We have one brain, located in one body, so are prone to believe we have one ‘real’ self. This is problematic because we don’t tend to feel and act in a singular way. It is more accurate and beneficial to think in terms of fluid, flexible and interconnected selves. Here’s why…

1. You are not one but many selves.
Think about how many different roles you inhabit in your life… I’m sure you’re familiar with reverting to your grumpy adolescent self when you’re with your parents, only to become more easy-going and relaxed when you’re back with your friends; but which is the ‘real’ you? The answer is neither and both. Each facet is part of the architecture of your personality, so look at the whole landscape of yourself and recognise how wonderfully varied and interesting you are.

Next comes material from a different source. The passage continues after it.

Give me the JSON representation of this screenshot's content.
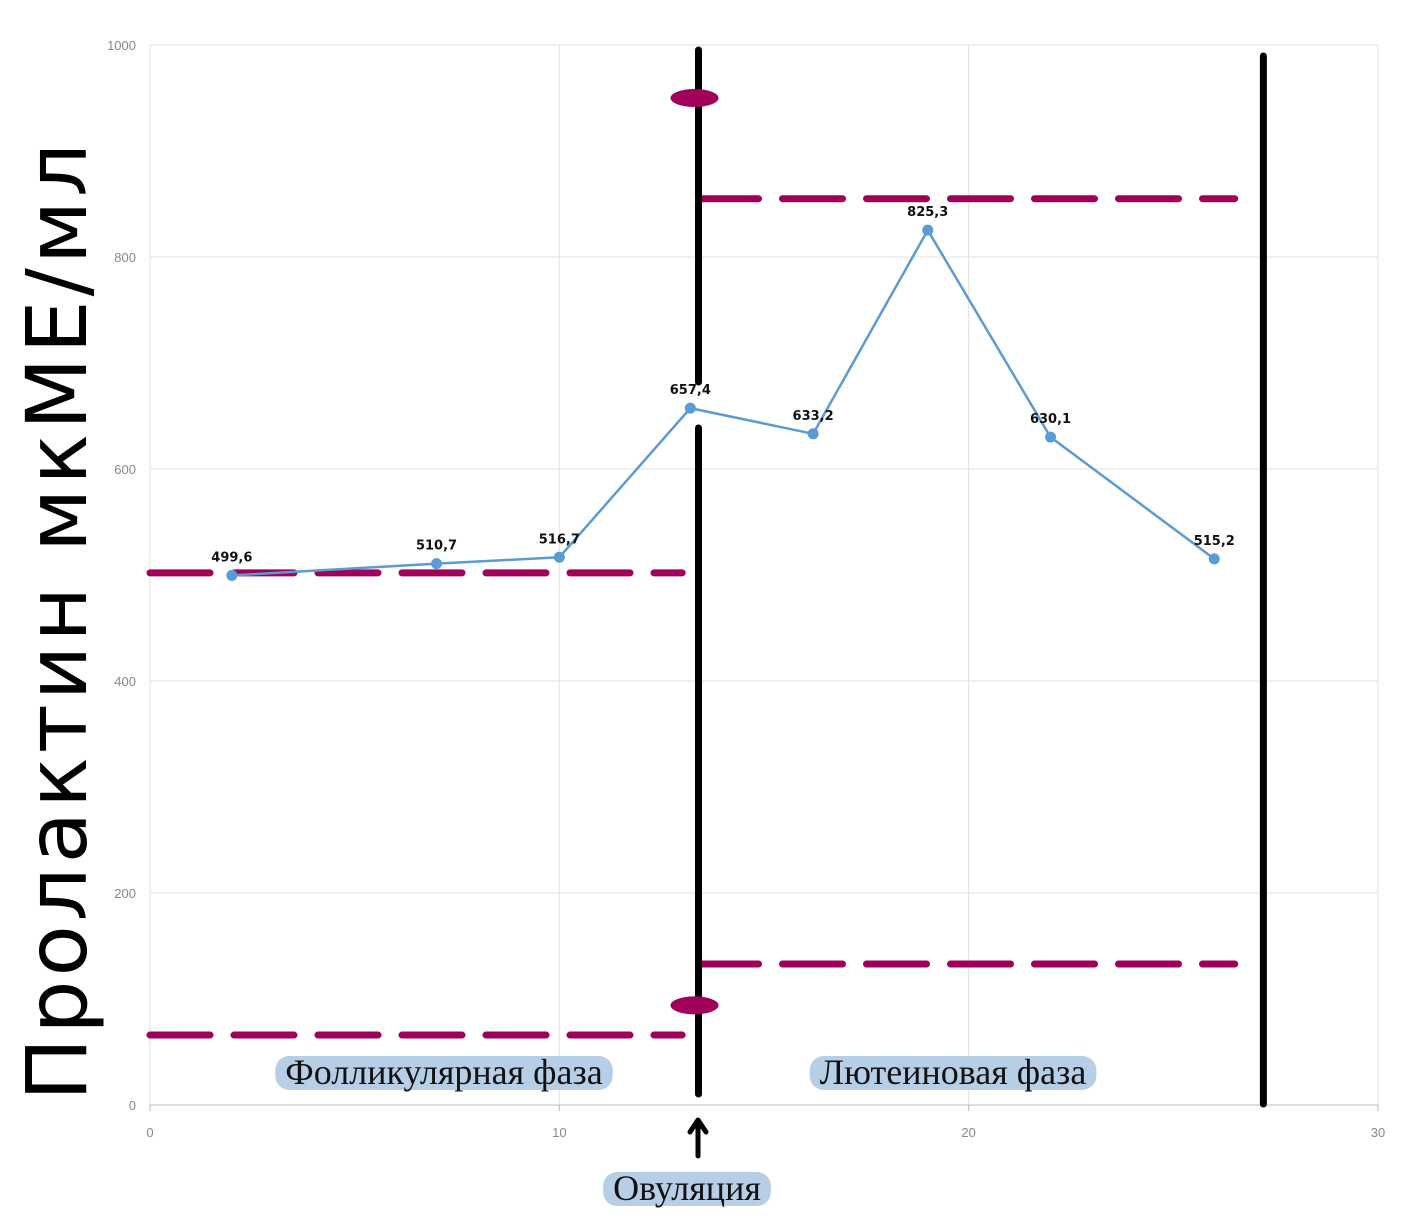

2. Your self is changeable not fixed
You are the collection of all your experiences, memories, sensations and beliefs. Over time you will change as you experience different things, which is why people are often haunted by their teenage years – a peak time of identity formation. Recognise that you have moved past these periods of your life and accept the changes that occur as your life progresses.

3. Your self exists in relation to others
Comparing yourself to others is natural, but beware the common error of comparing your internal, private self to other people’s external, public selves. A perfect example of this is Facebook: people only post the shiny versions of themselves and comparing this to the messy, complex uncertainty of your inner experience will be at the peril of your self-esteem. Don’t try to show only your shiny side – it will just alienate others. Remember: we all struggle.

4. You are the stories you tell yourself
Experiences cause us pain, but only partly due to what happens; the rest is created by the stories we weave. The difference between an optimist and a pessimist is not what happens in their lives but how they interpret their experiences. Be creative in your story-telling and don’t get stuck in a single narrative.

5. Memory is not always to be trusted as a way of defining ourselves
We like to think of ourselves as coherent and so tend to recall memories that fit the person we think we are. If you’re feeling shy, you’re likely to recall a ream of embarrassing social occasions and forget all the exciting social encounters that disprove your awkward narrative. Beware of selective attention; it will always result in a biased picture.

6. Congruence between actual self and ideal self is difficult but important
The degree of alignment between who we are and who we would like to be is a central concern to most of us. Write a list of adjectives describing who you are and another describing who you want to be – ideally there will be significant overlap.

7. Culture has a lot to do with how you feel about yourself
Susan Cain in her brilliant book, Quiet, demonstrates how the industrial revolution has shaped the way we value ourselves. She argues that with the advent of machines, society stopped valuing qualities such as integrity, discipline and honour and began to prize qualities of magnetism, fascination and forcefulness. Just because our culture doesn’t always appear to value certain aspects of your personality does not mean that they aren’t wonderful qualities.

However you feel about yourself today, try to celebrate that which is extraordinary and ordinary in yourself in equal measure. Recognise your amazing ability to be different things to different people and acknowledge your infinite flexibility and sensitivity. Be fair to yourself and recognise your achievements as well as your failures. And, most importantly, be proud to be you. All of you. You are remarkable.